En su autobiografía, Pelé reconoce que en Suecia tuvo un romance con una joven llamada Ilena. Algunos medios de comunicación locales dieron cuenta del nacimiento de varios niños mulatos un año después del primer Mundial que ganó Brasil. Pero para el adolescente Pelé era más difícil adaptarse al out que a los partidos, en los que se sintió siempre arropado por los veteranos. "La responsabilidad dentro del campo era la más sencilla. Jugaba como un niño en un sueño, liberado. Era a los veteranos, Didí o Nilton Santos, a quienes correspondía el peso, la presión", añadía.

La irrupción en Suecia

Pelé generaba dudas en el entorno del cuerpo técnico, pero Didí, Santos y Gilmar convencieron al técnico Feola y el joven futbolista del Santos logró un tanto capital ante País de Gales, en la fase de grupos. A continuación, un 'hat trick' contra la Francia de Just Fontaine y dos tantos más en la final contra los anfitriones, el primero de antología: paró con el pecho, dejó botar el balón para esperar la entrada de Gustavsson, al que hizo un sombrero, y marcó de volea. Didí, el hombre de la 'folha seca', fue designado mejor jugador del Mundial, pero el planeta acababa de hacer dos descubrimientos: Pelé y Garrincha. «Éramos inocentes, demasiado jóvenes», decía Pelé, entristecido por el malogrado compañero, víctima de una vida que, quizá, interpretó de la misma forma que su posición: extremo.

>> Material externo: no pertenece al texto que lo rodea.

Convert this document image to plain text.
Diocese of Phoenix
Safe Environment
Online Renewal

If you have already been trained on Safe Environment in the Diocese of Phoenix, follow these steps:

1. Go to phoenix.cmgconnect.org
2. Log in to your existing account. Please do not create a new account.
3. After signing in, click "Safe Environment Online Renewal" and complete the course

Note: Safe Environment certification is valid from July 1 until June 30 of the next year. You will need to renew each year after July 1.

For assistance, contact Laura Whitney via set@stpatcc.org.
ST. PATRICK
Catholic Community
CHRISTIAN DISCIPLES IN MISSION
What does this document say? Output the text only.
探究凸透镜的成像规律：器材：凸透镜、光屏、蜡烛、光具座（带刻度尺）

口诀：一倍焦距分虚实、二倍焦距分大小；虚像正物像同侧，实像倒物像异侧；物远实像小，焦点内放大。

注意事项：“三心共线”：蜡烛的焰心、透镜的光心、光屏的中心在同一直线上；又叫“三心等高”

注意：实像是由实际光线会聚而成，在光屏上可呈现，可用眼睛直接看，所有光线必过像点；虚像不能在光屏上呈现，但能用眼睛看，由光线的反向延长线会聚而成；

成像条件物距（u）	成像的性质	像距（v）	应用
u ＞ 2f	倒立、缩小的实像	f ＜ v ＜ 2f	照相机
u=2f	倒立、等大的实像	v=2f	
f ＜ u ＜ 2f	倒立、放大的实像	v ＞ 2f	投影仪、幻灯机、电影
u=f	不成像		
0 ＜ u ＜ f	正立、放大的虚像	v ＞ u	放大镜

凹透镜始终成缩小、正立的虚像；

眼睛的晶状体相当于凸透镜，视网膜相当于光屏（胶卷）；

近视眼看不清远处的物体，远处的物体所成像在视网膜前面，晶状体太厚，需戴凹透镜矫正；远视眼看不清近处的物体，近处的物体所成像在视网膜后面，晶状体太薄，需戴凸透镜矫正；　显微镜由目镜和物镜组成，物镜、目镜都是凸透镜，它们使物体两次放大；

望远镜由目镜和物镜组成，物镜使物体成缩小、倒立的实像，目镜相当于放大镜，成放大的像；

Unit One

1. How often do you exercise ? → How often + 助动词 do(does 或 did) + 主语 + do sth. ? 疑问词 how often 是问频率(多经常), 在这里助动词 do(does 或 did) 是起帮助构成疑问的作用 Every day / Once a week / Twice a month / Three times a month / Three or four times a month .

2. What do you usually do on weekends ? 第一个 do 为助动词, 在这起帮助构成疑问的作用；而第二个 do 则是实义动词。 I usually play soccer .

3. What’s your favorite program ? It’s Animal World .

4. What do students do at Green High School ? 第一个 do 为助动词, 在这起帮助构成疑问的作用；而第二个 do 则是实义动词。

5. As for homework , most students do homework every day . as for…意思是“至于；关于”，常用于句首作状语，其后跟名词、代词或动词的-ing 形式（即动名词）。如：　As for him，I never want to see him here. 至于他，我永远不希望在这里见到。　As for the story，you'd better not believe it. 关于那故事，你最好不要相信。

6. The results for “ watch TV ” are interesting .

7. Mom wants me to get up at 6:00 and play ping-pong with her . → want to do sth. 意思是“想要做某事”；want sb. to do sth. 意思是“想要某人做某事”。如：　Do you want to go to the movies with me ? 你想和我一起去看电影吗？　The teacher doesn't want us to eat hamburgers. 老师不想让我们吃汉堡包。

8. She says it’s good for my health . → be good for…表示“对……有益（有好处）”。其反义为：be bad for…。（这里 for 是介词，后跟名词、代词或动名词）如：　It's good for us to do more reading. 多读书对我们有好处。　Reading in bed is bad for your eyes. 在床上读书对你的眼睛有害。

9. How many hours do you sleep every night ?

«El primer Mundial -proseguía en aquella conversación ahora recuperada- fue muy importante, porque a la gente en Brasil le faltaba confianza, después de los fracasos del 50 y el 54. Pero, sin duda, lo mejor de mi vida llegó en el 70, en México. Brasil estuvo invicta todos los partidos de la fase de clasificación y yo disputé todos los encuentros», al contrario de lo que había ocurrido en el 62, en Chile, con un título que no sintió de la misma forma por su lesión. «En el 70, sabía que me despedía del fútbol".

Pelé continúa santigüandose, incluso más que antes, dice. "Lo único en lo que he acabado por encontrar explicaciones es en Dios. ¡Pero nunca le pedí ganar un partido!", se reía. Ha visto mucho top less desde 1958, aunque no en las playas de su país. En Río de Janeiro, un paraíso del culto al cuerpo, puede observarse el tanga más minúsculo, pero no una mujer con el pecho descubierto. El pasado año, hubo una protesta de un colectivo feminista en la playa de Copacabana, que pidió el derecho a esta práctica. Las manifestantes, en top less, acabaron lamentablemente señaladas, como atracciones de feria. Aquel día en Madrid, Pelé me pareció lo mismo. Una leyenda no es tal sin su dignidad.